CHARLOTTESVILLE, VA (CVILLE RIGHT NOW) – After missing the NCAA tournament last year for the first time since 2017, Virginia lacrosse coach Lars Tiffany altered his program’s approach to fall practice.

The two-time national championship winning coach emphasized skills over schemes. He focused his fall on basics and fundamentals, working on a lot of individual skills.

“We did change our fall completely,” Tiffany said this week as his team prepared for Sunday night’s NCAA tournament game against Georgetown at Klockner Stadium. “We went back to the basics. We didn’t really play full-field lacrosse in the month of September.”

The revamped fall didn’t produce success early in the spring. UVA opened this season a disappointing 3-4.

But what the players’ took from the fall was an enhanced confidence in their abilities, a confidence that didn’t falter during the rocky start.

Tiffany credited the leadership of seniors John Schroter, Truitt Sunderland and Joey Terenzi, and the team’s work with UVA sport psychologist Dr. Jason Freeman with helping the Cavaliers stay the course and eventually get on track.

“When you’re at Virginia and you have a losing record halfway through the year, you’re way below expectations,” Tiffany said. “We did that last year. We were going to bounce back this year  and here we were 3-4. But this group would not be denied.”

Virginia played its best game to date in a 13-12 triple-overtime loss at Maryland on March 14, a game Tiffany has labeled the turning point of the season. 

And while online criticism of the team – and of Tiffany – swirled, the Cavaliers never broke stride.

They won four straight games after the Maryland, including knocking off No. 1 Notre Dame and No. 7 Duke in back-to-back weeks. 

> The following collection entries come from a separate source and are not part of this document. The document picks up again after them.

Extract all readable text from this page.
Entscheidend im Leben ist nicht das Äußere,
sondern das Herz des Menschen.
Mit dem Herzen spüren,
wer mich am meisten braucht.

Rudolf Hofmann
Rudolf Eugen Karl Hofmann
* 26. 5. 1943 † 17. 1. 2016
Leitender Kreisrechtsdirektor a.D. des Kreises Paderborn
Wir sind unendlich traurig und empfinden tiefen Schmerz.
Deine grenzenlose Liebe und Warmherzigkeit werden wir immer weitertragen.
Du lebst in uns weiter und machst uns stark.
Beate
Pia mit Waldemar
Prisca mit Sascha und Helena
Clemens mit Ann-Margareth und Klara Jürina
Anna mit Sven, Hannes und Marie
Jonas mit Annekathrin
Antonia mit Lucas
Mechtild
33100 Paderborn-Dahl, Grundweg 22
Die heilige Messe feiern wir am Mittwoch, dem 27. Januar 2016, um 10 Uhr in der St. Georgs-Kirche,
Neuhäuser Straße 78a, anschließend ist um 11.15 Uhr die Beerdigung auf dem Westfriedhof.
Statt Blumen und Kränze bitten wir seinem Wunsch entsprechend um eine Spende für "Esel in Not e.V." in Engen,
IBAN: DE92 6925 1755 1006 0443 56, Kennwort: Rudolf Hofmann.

Those wins were enough to get UVA into the ACC tournament, despite losses to Syracuse and North Carolina, the latter a 16-15 overtime loss. The team went to the league tournament understanding it likely had to win a game to make the NCAA bracket.

It delivered its best back-to-back games in years, drilling Notre Dame again, 15-10, and thoroughly dominating North Carolina, 16-6. 

“We went down there bubblish,” Tiffany said. “And we came back thinking ‘home game.’”

Indeed, UVA’s resume landed the Cavaliers (10-6) the No. 5 seed in the NCAAs and one more contest at Klockner. That comes Sunday under the lights against a Georgetown team they scrimmaged during that back-to-the-basics fall, the first step in what the Cavaliers hope will be a return to the final four, which will be held at UVA’s Scott Stadium later this month. 

Georgetown is 0-6 all-time against Virginia. Whoever emerges from this game faces the winner of Duke and Richmond’s first round game. The quarterfinal will be played May 17 at Delaware.

The Hoyas (10-4) handled Providence 14-6 on Saturday to win their eighth straight Big East championship.  

Sunday night’s matchup pits two of the nation’s best passing teams against each other. Virginia leads the NCAA with 9.7 assists per game. Georgetown ranks fifth at 8.8. Junior midfielder Liam Connor quarterbacks the Hoyas’ attack, dishing out 3.6 assists per game.

For UVA, it’s the Millon brothers – junior McCabe and freshman Brendan – who make the offense go. That duo has combined for 63 goals and 85 assists in 16 games.

“As a group we’re really finding our stride,” McCabe Millon said about the UVA offense. “We’ve got the utmost confidence in one another. That’s most important. … Our group just has amazing chemistry.”

Sunderland has scored a team-high 49 goals and Ryan Colsey has 34. Those two, along with McCabe Millon, endured 2025 and were determined to make 2026 different. 

With unselfish offense, a tightened-up defense and outstanding play over the last two months in the cage by Jake Marek, they’ll have the chance to do just that. 

It starts Sunday night against the Hoyas.